Avian flu: 151 farms infected in France


In French poultry farms, avian flu is on the rise. In just 24 hours, 21 new cases of contamination were recorded. This Thursday, January 13, there are 151 infected farms, two thirds of them in the Landes.

The department is particularly affected because of “the concentration of farms” on its territory, explains the Ministry of Agriculture. In detail, 94 infected farms are in the Landes, 28 in the Pyrénées-Atlantiques, 16 in the Gers, eight in the North, two in the Vendée, two others in the Hautes-Pyrénées and the last in the Lot-et- Garonne.

At the same time, 21 cases were detected in wildlife and five backyards were affected. However, the figures remain lower than those recorded last year on the same date, with “three times fewer farms affected”.

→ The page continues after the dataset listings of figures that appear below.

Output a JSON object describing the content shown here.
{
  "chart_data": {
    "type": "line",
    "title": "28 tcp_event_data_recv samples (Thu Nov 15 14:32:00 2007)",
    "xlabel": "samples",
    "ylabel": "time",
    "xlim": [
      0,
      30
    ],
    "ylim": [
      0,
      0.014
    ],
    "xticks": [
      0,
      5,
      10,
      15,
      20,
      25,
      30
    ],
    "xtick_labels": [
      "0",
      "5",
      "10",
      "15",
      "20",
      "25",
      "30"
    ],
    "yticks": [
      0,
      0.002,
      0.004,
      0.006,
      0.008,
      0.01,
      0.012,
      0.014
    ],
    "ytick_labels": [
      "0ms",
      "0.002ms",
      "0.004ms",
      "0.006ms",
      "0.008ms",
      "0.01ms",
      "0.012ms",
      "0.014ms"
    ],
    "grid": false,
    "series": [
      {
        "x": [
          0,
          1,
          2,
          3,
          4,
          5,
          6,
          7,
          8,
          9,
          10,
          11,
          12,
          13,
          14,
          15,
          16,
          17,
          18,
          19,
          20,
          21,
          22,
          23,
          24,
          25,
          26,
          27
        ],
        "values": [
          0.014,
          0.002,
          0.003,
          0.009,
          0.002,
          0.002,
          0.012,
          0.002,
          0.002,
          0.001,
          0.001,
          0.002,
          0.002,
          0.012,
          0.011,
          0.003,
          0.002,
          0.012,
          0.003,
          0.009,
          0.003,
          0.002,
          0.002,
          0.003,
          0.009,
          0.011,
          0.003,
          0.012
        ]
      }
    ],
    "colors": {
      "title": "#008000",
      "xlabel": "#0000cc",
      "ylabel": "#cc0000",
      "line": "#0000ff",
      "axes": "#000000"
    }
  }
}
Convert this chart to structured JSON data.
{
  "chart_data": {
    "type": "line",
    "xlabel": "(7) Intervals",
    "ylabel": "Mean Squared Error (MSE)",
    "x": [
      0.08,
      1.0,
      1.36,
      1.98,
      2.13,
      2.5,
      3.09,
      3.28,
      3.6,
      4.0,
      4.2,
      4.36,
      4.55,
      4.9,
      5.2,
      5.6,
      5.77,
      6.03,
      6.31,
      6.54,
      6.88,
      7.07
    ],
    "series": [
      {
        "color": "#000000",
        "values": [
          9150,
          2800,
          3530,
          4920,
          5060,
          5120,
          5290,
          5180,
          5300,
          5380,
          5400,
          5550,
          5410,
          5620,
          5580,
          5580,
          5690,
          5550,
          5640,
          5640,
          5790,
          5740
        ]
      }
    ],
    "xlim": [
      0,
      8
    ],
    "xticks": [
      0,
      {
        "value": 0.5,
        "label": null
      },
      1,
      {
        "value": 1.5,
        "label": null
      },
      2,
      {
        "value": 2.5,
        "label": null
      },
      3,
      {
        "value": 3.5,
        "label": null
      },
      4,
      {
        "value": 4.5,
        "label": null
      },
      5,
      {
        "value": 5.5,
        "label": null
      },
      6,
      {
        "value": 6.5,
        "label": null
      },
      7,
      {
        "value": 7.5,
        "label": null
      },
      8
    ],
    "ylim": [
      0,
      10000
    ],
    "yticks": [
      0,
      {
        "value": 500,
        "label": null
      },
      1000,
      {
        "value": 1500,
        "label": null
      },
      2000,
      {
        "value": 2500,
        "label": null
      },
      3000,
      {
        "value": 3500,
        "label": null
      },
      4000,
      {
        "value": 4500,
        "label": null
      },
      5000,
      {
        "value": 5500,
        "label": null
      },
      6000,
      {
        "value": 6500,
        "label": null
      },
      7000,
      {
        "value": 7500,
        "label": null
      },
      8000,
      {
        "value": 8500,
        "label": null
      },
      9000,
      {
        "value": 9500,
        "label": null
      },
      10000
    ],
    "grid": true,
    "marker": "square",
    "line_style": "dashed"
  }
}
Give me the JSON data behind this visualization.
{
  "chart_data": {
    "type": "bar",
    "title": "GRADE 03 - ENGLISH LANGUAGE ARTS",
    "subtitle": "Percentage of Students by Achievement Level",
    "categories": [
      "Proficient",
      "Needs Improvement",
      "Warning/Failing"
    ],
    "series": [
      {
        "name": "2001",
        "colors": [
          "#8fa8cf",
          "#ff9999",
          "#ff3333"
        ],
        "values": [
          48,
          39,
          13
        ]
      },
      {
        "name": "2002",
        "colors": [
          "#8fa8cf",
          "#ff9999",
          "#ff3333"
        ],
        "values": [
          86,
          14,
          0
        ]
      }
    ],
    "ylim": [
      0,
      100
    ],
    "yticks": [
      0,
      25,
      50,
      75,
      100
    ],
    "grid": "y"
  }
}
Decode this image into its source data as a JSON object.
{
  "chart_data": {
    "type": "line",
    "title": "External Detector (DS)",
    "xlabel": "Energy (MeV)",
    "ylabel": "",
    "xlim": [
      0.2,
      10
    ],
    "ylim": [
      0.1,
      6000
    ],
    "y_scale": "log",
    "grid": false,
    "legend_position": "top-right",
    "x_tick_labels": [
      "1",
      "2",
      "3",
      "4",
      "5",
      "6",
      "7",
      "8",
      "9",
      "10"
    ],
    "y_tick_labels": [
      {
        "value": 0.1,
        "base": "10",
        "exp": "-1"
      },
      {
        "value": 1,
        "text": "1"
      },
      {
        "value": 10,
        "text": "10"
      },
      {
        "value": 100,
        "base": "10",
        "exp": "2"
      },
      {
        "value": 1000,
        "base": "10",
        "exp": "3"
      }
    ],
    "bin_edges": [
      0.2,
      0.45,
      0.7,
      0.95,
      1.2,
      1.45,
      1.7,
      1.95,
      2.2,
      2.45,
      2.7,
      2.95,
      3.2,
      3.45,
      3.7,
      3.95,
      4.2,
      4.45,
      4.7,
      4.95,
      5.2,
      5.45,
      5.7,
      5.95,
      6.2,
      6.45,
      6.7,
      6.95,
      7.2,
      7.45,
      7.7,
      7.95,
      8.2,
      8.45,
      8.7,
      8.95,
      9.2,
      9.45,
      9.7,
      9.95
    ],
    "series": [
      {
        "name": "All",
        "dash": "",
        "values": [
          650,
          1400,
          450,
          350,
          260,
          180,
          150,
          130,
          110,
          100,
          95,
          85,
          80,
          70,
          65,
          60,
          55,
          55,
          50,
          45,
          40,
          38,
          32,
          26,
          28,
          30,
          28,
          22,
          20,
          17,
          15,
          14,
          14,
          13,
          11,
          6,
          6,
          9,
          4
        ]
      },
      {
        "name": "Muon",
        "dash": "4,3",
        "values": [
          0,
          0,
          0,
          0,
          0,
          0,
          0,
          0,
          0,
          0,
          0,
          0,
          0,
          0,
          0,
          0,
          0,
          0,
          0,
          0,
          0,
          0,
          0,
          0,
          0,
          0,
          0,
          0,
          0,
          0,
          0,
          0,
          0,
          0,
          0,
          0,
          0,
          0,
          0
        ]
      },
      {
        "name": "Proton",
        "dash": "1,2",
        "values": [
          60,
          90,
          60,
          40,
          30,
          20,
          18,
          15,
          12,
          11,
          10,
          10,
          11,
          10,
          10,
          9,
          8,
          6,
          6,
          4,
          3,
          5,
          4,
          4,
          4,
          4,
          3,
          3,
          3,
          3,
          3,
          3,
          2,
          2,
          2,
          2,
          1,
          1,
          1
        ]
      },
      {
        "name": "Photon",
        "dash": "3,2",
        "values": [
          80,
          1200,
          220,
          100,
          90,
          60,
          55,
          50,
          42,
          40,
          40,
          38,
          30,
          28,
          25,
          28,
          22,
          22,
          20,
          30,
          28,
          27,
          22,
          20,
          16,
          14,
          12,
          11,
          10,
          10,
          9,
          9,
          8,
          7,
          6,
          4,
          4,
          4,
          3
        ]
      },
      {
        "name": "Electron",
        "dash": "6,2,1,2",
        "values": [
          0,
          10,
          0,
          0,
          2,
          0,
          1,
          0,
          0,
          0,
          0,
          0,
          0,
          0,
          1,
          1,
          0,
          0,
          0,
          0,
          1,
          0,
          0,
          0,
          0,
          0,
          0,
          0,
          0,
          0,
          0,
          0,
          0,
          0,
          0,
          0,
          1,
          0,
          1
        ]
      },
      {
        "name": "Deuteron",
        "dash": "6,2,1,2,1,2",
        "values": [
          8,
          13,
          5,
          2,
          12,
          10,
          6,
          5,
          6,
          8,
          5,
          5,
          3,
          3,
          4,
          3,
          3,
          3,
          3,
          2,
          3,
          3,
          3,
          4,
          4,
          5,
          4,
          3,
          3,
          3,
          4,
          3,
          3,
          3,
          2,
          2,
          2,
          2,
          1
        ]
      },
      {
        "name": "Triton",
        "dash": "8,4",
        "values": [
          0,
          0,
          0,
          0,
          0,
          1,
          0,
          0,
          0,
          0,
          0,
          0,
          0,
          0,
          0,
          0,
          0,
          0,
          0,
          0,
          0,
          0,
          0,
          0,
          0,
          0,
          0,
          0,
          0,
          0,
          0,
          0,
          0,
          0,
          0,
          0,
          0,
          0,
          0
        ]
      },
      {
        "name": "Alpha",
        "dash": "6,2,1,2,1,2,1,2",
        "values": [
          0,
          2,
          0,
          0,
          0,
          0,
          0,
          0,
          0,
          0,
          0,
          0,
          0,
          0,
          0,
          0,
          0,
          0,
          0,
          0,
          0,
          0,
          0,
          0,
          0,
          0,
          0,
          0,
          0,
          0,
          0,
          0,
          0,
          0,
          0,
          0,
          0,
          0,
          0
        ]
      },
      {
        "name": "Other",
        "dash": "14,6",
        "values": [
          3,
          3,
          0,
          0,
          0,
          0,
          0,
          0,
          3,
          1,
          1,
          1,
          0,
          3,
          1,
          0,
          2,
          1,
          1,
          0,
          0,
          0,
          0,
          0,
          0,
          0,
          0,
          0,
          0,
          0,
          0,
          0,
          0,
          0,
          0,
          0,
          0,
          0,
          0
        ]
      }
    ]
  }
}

In 2021, the crisis was stemmed at the cost of the slaughter, often preventive, of more than 3.5 million poultry, the vast majority in the South West. The balance sheet as of January 13 is not yet known, but around 650,000 poultry have already been slaughtered because of avian flu last December.

This new crisis, the fourth in six years, began on November 26, when the virus was first identified on a farm in the town of Warhem (Nord), with 160,000 laying hens raised in buildings.

In the aftermath, H5N1 reached the South-West with an outbreak detected on December 16, in a duck farm in Gers. Knowing that animals on infected farms are systematically slaughtered, health authorities have asked free-range and organic producers to confine their poultry in early November.

A “hellish cycle”

The stated objective is in particular to avoid any contact with migratory birds, potentially carriers of the virus, but this measure arouses the anger of the agricultural unions. They oppose the obligation of confinement, arguing that the first cases were all detected in conventional farms, in buildings.

“Claustration, the government’s flagship measure” has “failed to avoid a fourth crisis in six years”, accuses the Confédération paysanne and the Modef. These organizations believe that the “only possible way to stop this infernal cycle” is to “lower the extreme densities of certain territories in poultry”.

They also call for “putting an end to the segmented operation of the poultry sectors”, which involves different places of laying, breeding, force-feeding and slaughter. “By transporting live animals, products or sustained flows of stakeholders”, this organization “disseminates viruses”, assure the unions.

During this period of migration of birds from the Baltic to the temperate zones of the south, 29 countries other than France are affected by avian flu. According to the latest report from the Ministry of Agriculture, nearly 400 outbreaks in livestock and 700 cases in wildlife have been recorded across the entire European continent.